Easterday was known for raising and fattening cattle that ideally weigh more than 1,000 pounds each. Tyson Fresh Meats Inc. paid the ranch millions of dollars for purchasing cattle on its behalf and fattening them for slaughter. However, 5 years ago Easterday started producing fake invoices for never-purchased animals, “ghost cattle.” The reason for the deception was that Easterday was using the proceeds to cover steep losses from risky futures trading. Over the life of the contract Cody Easterday lost money every year trading corn and cattle futures in his personal and business accounts, ultimately totaling more than $200 million. Tyson alleges he used payments from Tyson to cover his bad bets and lied to the Chicago Mercantile Exchange about the ranch’s cattle inventory so he could keep trading.
Things came to a head in 2020, when Tyson discovered that its books were “significantly in error.” Specifically, Tyson discovered the missing animals were neither processed in their facilities nor were they present at Easterday Ranches. Easterday quickly admitted his wrong doing and the billing scheme after being confronted by Tyson representatives. Easterday, 49, pleaded guilty last week to one count of wire fraud that cost Tyson and another, unnamed company $244 million. He agreed to repay the sum and faces up to 20 years in prison (Sentencing is set for August).

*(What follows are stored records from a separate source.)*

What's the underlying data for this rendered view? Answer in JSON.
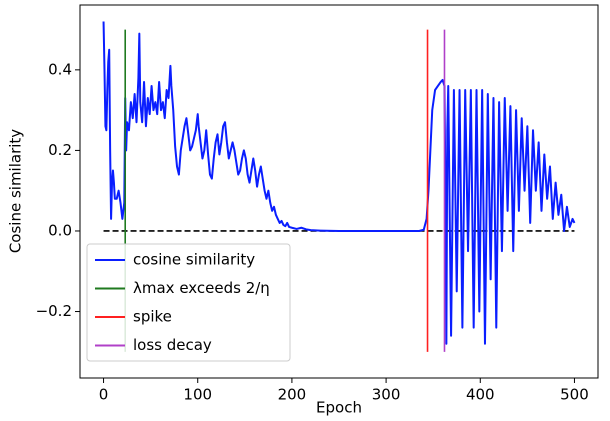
{
  "chart_data": {
    "type": "line",
    "x_label": "Epoch",
    "y_label": "Cosine similarity",
    "xlim": [
      -25,
      525
    ],
    "ylim": [
      -0.365,
      0.561
    ],
    "xticks": [
      0,
      100,
      200,
      300,
      400,
      500
    ],
    "yticks": [
      {
        "value": -0.2,
        "label": "−0.2"
      },
      {
        "value": 0,
        "label": "0.0"
      },
      0.2,
      0.4
    ],
    "legend": "lower left",
    "series": [
      {
        "name": "cosine similarity",
        "color": "#0a1eff",
        "x": [
          0,
          1,
          2,
          3,
          4,
          5,
          6,
          7,
          8,
          9,
          10,
          11,
          12,
          14,
          16,
          18,
          20,
          22,
          23,
          24,
          25,
          27,
          29,
          31,
          33,
          35,
          37,
          38,
          39,
          41,
          43,
          45,
          47,
          49,
          51,
          53,
          55,
          57,
          59,
          61,
          63,
          65,
          67,
          69,
          71,
          72,
          74,
          76,
          78,
          80,
          82,
          84,
          86,
          88,
          90,
          92,
          94,
          96,
          98,
          100,
          101,
          103,
          105,
          107,
          109,
          111,
          113,
          115,
          117,
          119,
          121,
          123,
          125,
          127,
          129,
          131,
          133,
          135,
          137,
          139,
          141,
          143,
          145,
          147,
          149,
          151,
          153,
          155,
          157,
          159,
          161,
          163,
          165,
          167,
          169,
          171,
          173,
          175,
          177,
          179,
          181,
          183,
          185,
          187,
          189,
          191,
          193,
          195,
          197,
          200,
          205,
          210,
          215,
          220,
          230,
          250,
          300,
          335,
          340,
          343,
          345,
          347,
          349,
          352,
          355,
          358,
          360,
          362,
          363,
          364,
          365,
          366,
          369,
          372,
          375,
          378,
          381,
          384,
          387,
          390,
          393,
          396,
          399,
          402,
          405,
          408,
          411,
          414,
          417,
          420,
          423,
          426,
          429,
          432,
          435,
          438,
          441,
          444,
          447,
          450,
          453,
          456,
          459,
          462,
          465,
          468,
          471,
          474,
          477,
          480,
          483,
          486,
          489,
          492,
          495,
          498,
          500
        ],
        "values": [
          0.52,
          0.4,
          0.26,
          0.25,
          0.35,
          0.42,
          0.45,
          0.2,
          0.03,
          0.12,
          0.15,
          0.12,
          0.08,
          0.08,
          0.1,
          0.07,
          0.03,
          0.07,
          0.33,
          0.2,
          0.27,
          0.25,
          0.32,
          0.28,
          0.34,
          0.27,
          0.38,
          0.49,
          0.32,
          0.27,
          0.37,
          0.26,
          0.33,
          0.29,
          0.36,
          0.3,
          0.32,
          0.29,
          0.37,
          0.3,
          0.32,
          0.28,
          0.35,
          0.33,
          0.41,
          0.36,
          0.3,
          0.21,
          0.16,
          0.14,
          0.2,
          0.23,
          0.26,
          0.28,
          0.24,
          0.2,
          0.21,
          0.23,
          0.25,
          0.29,
          0.26,
          0.22,
          0.18,
          0.2,
          0.25,
          0.19,
          0.14,
          0.13,
          0.18,
          0.22,
          0.24,
          0.19,
          0.22,
          0.26,
          0.27,
          0.22,
          0.18,
          0.2,
          0.22,
          0.2,
          0.17,
          0.14,
          0.15,
          0.18,
          0.2,
          0.18,
          0.14,
          0.12,
          0.15,
          0.18,
          0.15,
          0.11,
          0.14,
          0.16,
          0.13,
          0.1,
          0.08,
          0.1,
          0.07,
          0.05,
          0.06,
          0.04,
          0.03,
          0.02,
          0.025,
          0.015,
          0.012,
          0.02,
          0.01,
          0.008,
          0.005,
          0.008,
          0.004,
          0.002,
          0.001,
          0.0,
          0.0,
          0.0,
          0.003,
          0.03,
          0.1,
          0.2,
          0.3,
          0.35,
          0.36,
          0.37,
          0.375,
          0.36,
          0.1,
          -0.28,
          0.25,
          0.36,
          -0.26,
          0.35,
          -0.15,
          0.35,
          -0.24,
          0.35,
          -0.05,
          0.35,
          -0.24,
          0.35,
          -0.2,
          0.35,
          -0.28,
          0.34,
          -0.12,
          0.33,
          -0.24,
          0.32,
          -0.05,
          0.33,
          0.05,
          0.31,
          -0.05,
          0.3,
          0.05,
          0.28,
          0.1,
          0.26,
          0.02,
          0.25,
          0.1,
          0.22,
          0.05,
          0.19,
          0.08,
          0.16,
          0.03,
          0.12,
          0.04,
          0.09,
          0.0,
          0.06,
          0.01,
          0.03,
          0.02
        ]
      }
    ],
    "reference_line": {
      "y": 0,
      "x": [
        0,
        500
      ],
      "color": "#000000",
      "style": "dashed"
    },
    "vlines": [
      {
        "name": "λmax exceeds 2/η",
        "color": "#1f7a1f",
        "x": 23,
        "ylim": [
          -0.3,
          0.5
        ]
      },
      {
        "name": "spike",
        "color": "#ff2020",
        "x": 344,
        "ylim": [
          -0.3,
          0.5
        ]
      },
      {
        "name": "loss decay",
        "color": "#b040c8",
        "x": 362,
        "ylim": [
          -0.3,
          0.5
        ]
      }
    ]
  }
}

After Tyson learned of the fake bills, they cut off payments to the ranch, destroying its finances and forcing Easterday Ranches to file for bankruptcy in February.
“Unfortunately, Cody was lured by the market and began very speculative commodity investing that was both unnecessary and uncontrolled,” Easterday’s defense attorney, Carl Oreskovich, said in emailed comments. “As with any gambler, he believed that he could and would repay the funds by wins in the commodities market, but that did not transpire.”